Hallo Netzgemeinde!
Ich bin neu hier und habe ein wahrscheinlich etwas verzwicktes Anliegen:
Mein Sohn, 17 Jahre, beginnt nun eine Ausbildung (Ausbildungsvergütung 300 EUR). Bisher hat er bei der Mutter (von mir geschieden) gelebt. Da die Ausbildungsstätte sich jedoch in einer anderen Stadt befindet und eine tägliche Heimfahrt nicht möglich ist, wird er dort ein Appartment beziehen und nur am Wochenende zu seiner Mutter fahren.. Der Mietvertrag wird auf die Mutter laufen. Ich zahle für meinen Sohn derzeit 398 EUR Unterhalt an die Mutter.
Meine geschiedene Frau und ich haben uns geeinigt, dass wir uns die Kosten für das Appartment zu gleichen Anteilen teilen werden.
Dazu hätte ich nun ein paar Fragen:
Muss ich dann den Unterhalt weiter an die Mutter zahlen oder direkt an meinen Sohn?

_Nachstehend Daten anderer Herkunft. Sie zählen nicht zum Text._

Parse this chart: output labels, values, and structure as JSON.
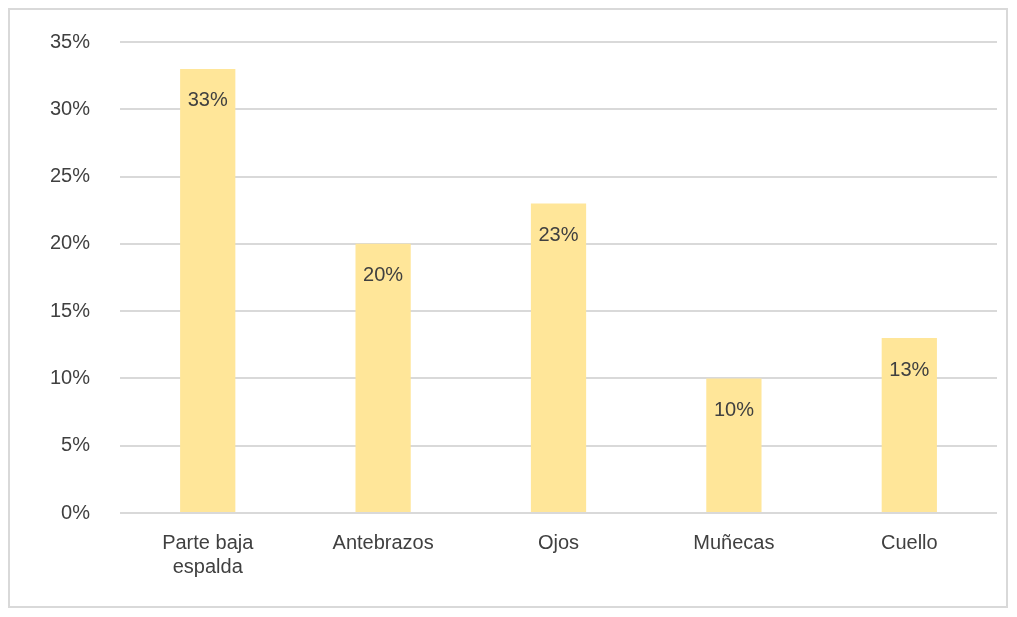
{
  "chart_data": {
    "type": "bar",
    "categories": [
      "Parte baja espalda",
      "Antebrazos",
      "Ojos",
      "Muñecas",
      "Cuello"
    ],
    "values": [
      33,
      20,
      23,
      10,
      13
    ],
    "value_labels": [
      "33%",
      "20%",
      "23%",
      "10%",
      "13%"
    ],
    "color": "#ffe699",
    "ylim": [
      0,
      35
    ],
    "yticks": [
      {
        "value": 0,
        "label": "0%"
      },
      {
        "value": 5,
        "label": "5%"
      },
      {
        "value": 10,
        "label": "10%"
      },
      {
        "value": 15,
        "label": "15%"
      },
      {
        "value": 20,
        "label": "20%"
      },
      {
        "value": 25,
        "label": "25%"
      },
      {
        "value": 30,
        "label": "30%"
      },
      {
        "value": 35,
        "label": "35%"
      }
    ],
    "grid": "y",
    "legend": false
  }
}
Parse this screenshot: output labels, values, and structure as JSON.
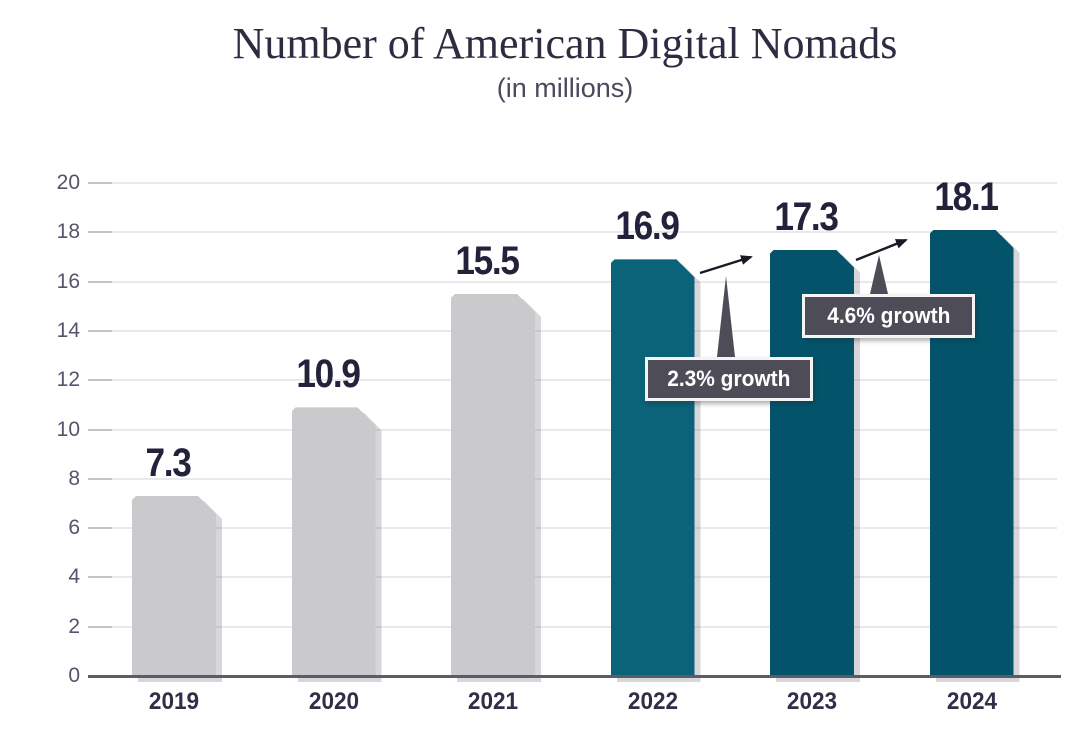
{
  "header": {
    "title": "Number of American Digital Nomads",
    "subtitle": "(in millions)"
  },
  "chart_data": {
    "type": "bar",
    "title": "Number of American Digital Nomads",
    "subtitle": "(in millions)",
    "categories": [
      "2019",
      "2020",
      "2021",
      "2022",
      "2023",
      "2024"
    ],
    "values": [
      7.3,
      10.9,
      15.5,
      16.9,
      17.3,
      18.1
    ],
    "value_labels": [
      "7.3",
      "10.9",
      "15.5",
      "16.9",
      "17.3",
      "18.1"
    ],
    "bar_colors": [
      "#cacacd",
      "#cacacd",
      "#cacacd",
      "#0b6379",
      "#03546a",
      "#03546a"
    ],
    "xlabel": "",
    "ylabel": "",
    "ylim": [
      0,
      20
    ],
    "ytick_step": 2,
    "grid": true,
    "legend_position": "none",
    "annotations": [
      {
        "label": "2.3% growth",
        "from": "2022",
        "to": "2023"
      },
      {
        "label": "4.6% growth",
        "from": "2023",
        "to": "2024"
      }
    ]
  },
  "colors": {
    "past_bar": "#cacacd",
    "highlight_bar": "#0b6379",
    "projection_bar": "#03546a",
    "callout_bg": "#4e4d57",
    "callout_border": "#f4f4f4",
    "callout_text": "#ffffff",
    "arrow": "#1b1a24",
    "axis_line": "#5c5b66",
    "gridline": "#e9e9ed",
    "title_text": "#2d2c41",
    "subtitle_text": "#4a495e",
    "value_text": "#23223b",
    "year_text": "#302f47",
    "tick_text": "#55546a"
  }
}
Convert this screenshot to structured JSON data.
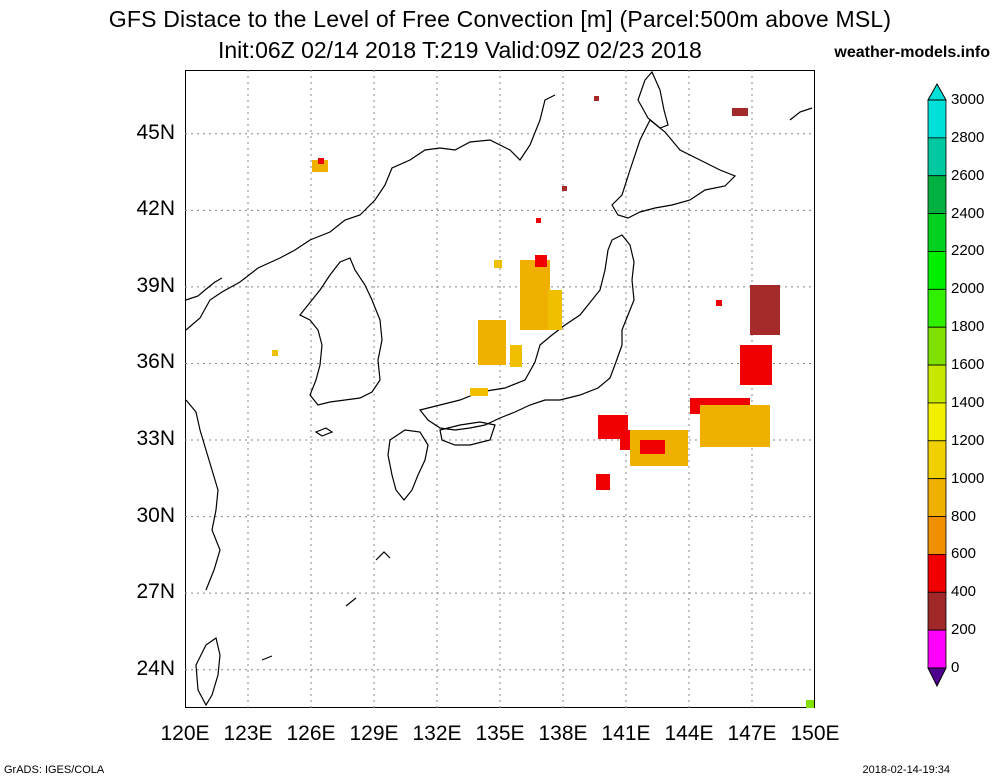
{
  "title": {
    "line1": "GFS Distace to the Level of Free Convection [m] (Parcel:500m above MSL)",
    "line2": "Init:06Z 02/14 2018 T:219 Valid:09Z 02/23 2018",
    "site": "weather-models.info"
  },
  "axes": {
    "lat_labels": [
      "45N",
      "42N",
      "39N",
      "36N",
      "33N",
      "30N",
      "27N",
      "24N"
    ],
    "lon_labels": [
      "120E",
      "123E",
      "126E",
      "129E",
      "132E",
      "135E",
      "138E",
      "141E",
      "144E",
      "147E",
      "150E"
    ],
    "lat_range": [
      22.5,
      47.5
    ],
    "lon_range": [
      120,
      150
    ]
  },
  "colorbar": {
    "labels": [
      "3000",
      "2800",
      "2600",
      "2400",
      "2200",
      "2000",
      "1800",
      "1600",
      "1400",
      "1200",
      "1000",
      "800",
      "600",
      "400",
      "200",
      "0"
    ],
    "colors": [
      "#00e0d8",
      "#00c8a0",
      "#00b040",
      "#00d020",
      "#00f000",
      "#30f000",
      "#80e000",
      "#c8e800",
      "#f0f000",
      "#f0d000",
      "#f0b000",
      "#f09000",
      "#f00000",
      "#a02828",
      "#ff00ff",
      "#500090"
    ]
  },
  "features": {
    "red": "#f00000",
    "darkred": "#a52a2a",
    "orange": "#f0a000",
    "yellow": "#f0c000"
  },
  "footer": {
    "left": "GrADS: IGES/COLA",
    "right": "2018-02-14-19:34"
  }
}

Wenn ich den Unterhalt an die Mutter zahlen muss, muss sie dann dem Sohn den Betrag zukommen lassen?
Ist dann die Mutter praktisch auch unterhaltspflichtig gegenüber unserem dann nicht mehr bei ihr lebenden Sohn?
Wird der Unterhalt gemindert?
Gibt es für mich Möglichkeiten, etwas steuerlich geltend zu machen? (Sollte ich daher u. U. den Mietvertrag auch auf mich laufen lassen?)
ich weiß, dass ist ganz schön umfangreich, aber vielleicht weiß ja doch jemand Rat!
Für Anworten oder Anregungen darf ich mich schon jetzt ganz herzlich bedanken und wünsche dem Forum hier auch weiter ein gutes Gelingen!
Es grüßt,
Eledro
- Kindergeld: erhält ab Auszug derjenige der den höheren Barunterhalt zahlt (Kindergeld nicht eingerechnet)
- BAB beantragen
- Unterhaltsbedarf (ab Volljährigkeit 640 €, vorher tatsächliche Kosten) minus Kindergeld minus Ausbildungsvergütung (minus ausbildungsbedingter Mehrbedarf 90 €) minus BAB = Zahlbetrag, der zwischen den Eltern aufgeteilt werden muss
Ab Volljährigkeit an den Sohn.
Bis dahin bin ich nicht sicher, da die Mutter ja eigentlich das Sorgerecht hat.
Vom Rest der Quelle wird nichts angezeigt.